Correctness and testing
If we take the long view, programmers have–to put it gently–a pretty mixed track record vis-a-vis bugs; writing bug-free software is really hard! At the same time, it’s quite important to ensure that compilers are correct. If your compiler has a bug, it could impact anyone writing programs in your language and is likely to be very hard for end-users to track down. So: what can we do to make sure that our software is correct?
We have a number of options, all of which have been applied (to varying degrees of success) to compilers:
- Hand-written correctness arguments
- Testing on particular programs
- Testing different compilers against each other
- Formal verification
For this class, our approach is going to be as follows. As we grow our language, we’re going to add features both to our compiler and to a definitional interpreter. This is an interpreter for our language where we don’t care about performance at all; all we care about is that it’s correct. Indeed, this interpreter will serve as the definition of our language.

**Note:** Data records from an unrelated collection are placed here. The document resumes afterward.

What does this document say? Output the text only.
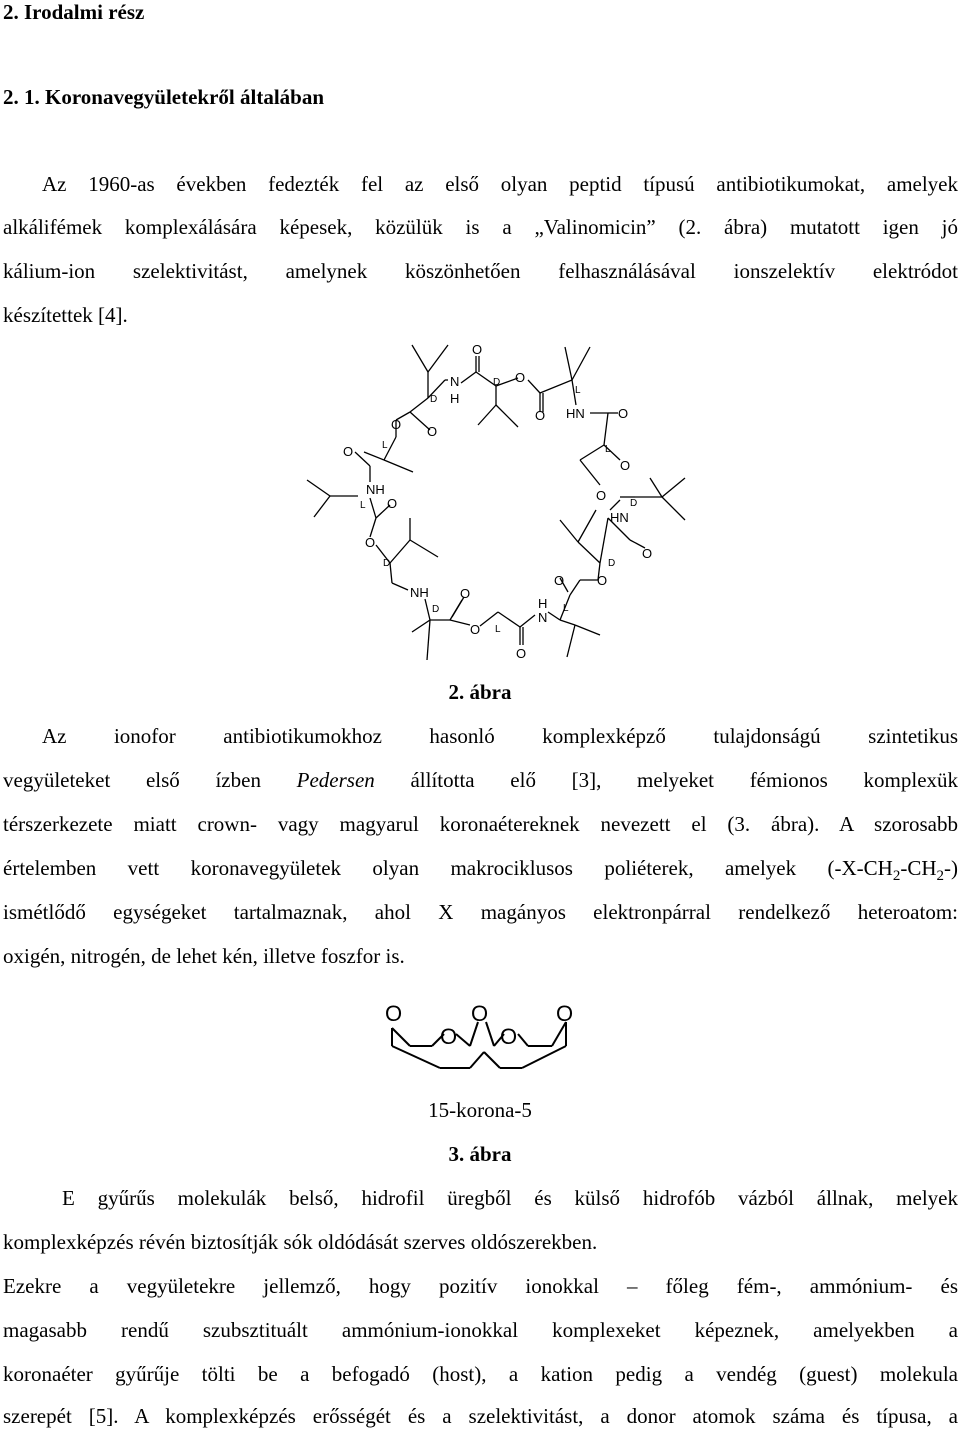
2. Irodalmi rész
2. 1. Koronavegyületekről általában
Az 1960-as években fedezték fel az első olyan peptid típusú antibiotikumokat, amelyek
alkálifémek komplexálására képesek, közülük is a „Valinomicin” (2. ábra) mutatott igen jó
kálium-ion szelektivitást, amelynek köszönhetően felhasználásával ionszelektív elektródot
készítettek [4].
O
N
H
D
D O
L
O HN	O
L
O
O O
L
O
NH
L O
O
D
O
D
HN
O
D
O	O
NH
D
O
O L
H
N
L
O
2. ábra
Az ionofor antibiotikumokhoz hasonló komplexképző tulajdonságú szintetikus
vegyületeket első ízben Pedersen állította elő [3], melyeket fémionos komplexük
térszerkezete miatt crown- vagy magyarul koronaétereknek nevezett el (3. ábra). A szorosabb
értelemben vett koronavegyületek olyan makrociklusos poliéterek, amelyek $(-X-CH_2-CH_2-)$
ismétlődő egységeket tartalmaznak, ahol X magányos elektronpárral rendelkező heteroatom:
oxigén, nitrogén, de lehet kén, illetve foszfor is.
O	O	O
O O
15-korona-5
3. ábra
E gyűrűs molekulák belső, hidrofil üregből és külső hidrofób vázból állnak, melyek
komplexképzés révén biztosítják sók oldódását szerves oldószerekben.
Ezekre a vegyületekre jellemző, hogy pozitív ionokkal – főleg fém-, ammónium- és
magasabb rendű szubsztituált ammónium-ionokkal komplexeket képeznek, amelyekben a
koronaéter gyűrűje tölti be a befogadó (host), a kation pedig a vendég (guest) molekula
szerepét [5]. A komplexképzés erősségét és a szelektivitást, a donor atomok száma és típusa, a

Here’s such an interpreter for the language we have so far:
let rec interp_exp (exp : s_exp) : int =
match exp with
| Num n -> n
| Lst [Sym "add1"; arg] ->
(interp_exp arg) + 1
| Lst [Sym "sub1"; arg] ->
(interp_exp arg) - 1
| _ -> raise (BadExpression exp)
let interp (program : string) = string_of_int (interp_exp (parse program))
Notice that our interpreter has a pretty similar structure to our compiler. We’ll see this throughout the semester.
Now that we have an interpreter, we can test our compiler against it:
let difftest (examples : string list) = let results = List.map (fun ex -> (compile_and_run ex, interp ex)) examples in List.for_all (fun (r1, r2) -> r1 = r2) results let test () = difftest ["43"; "(add1 (add1 3))"; "(sub1 4)"]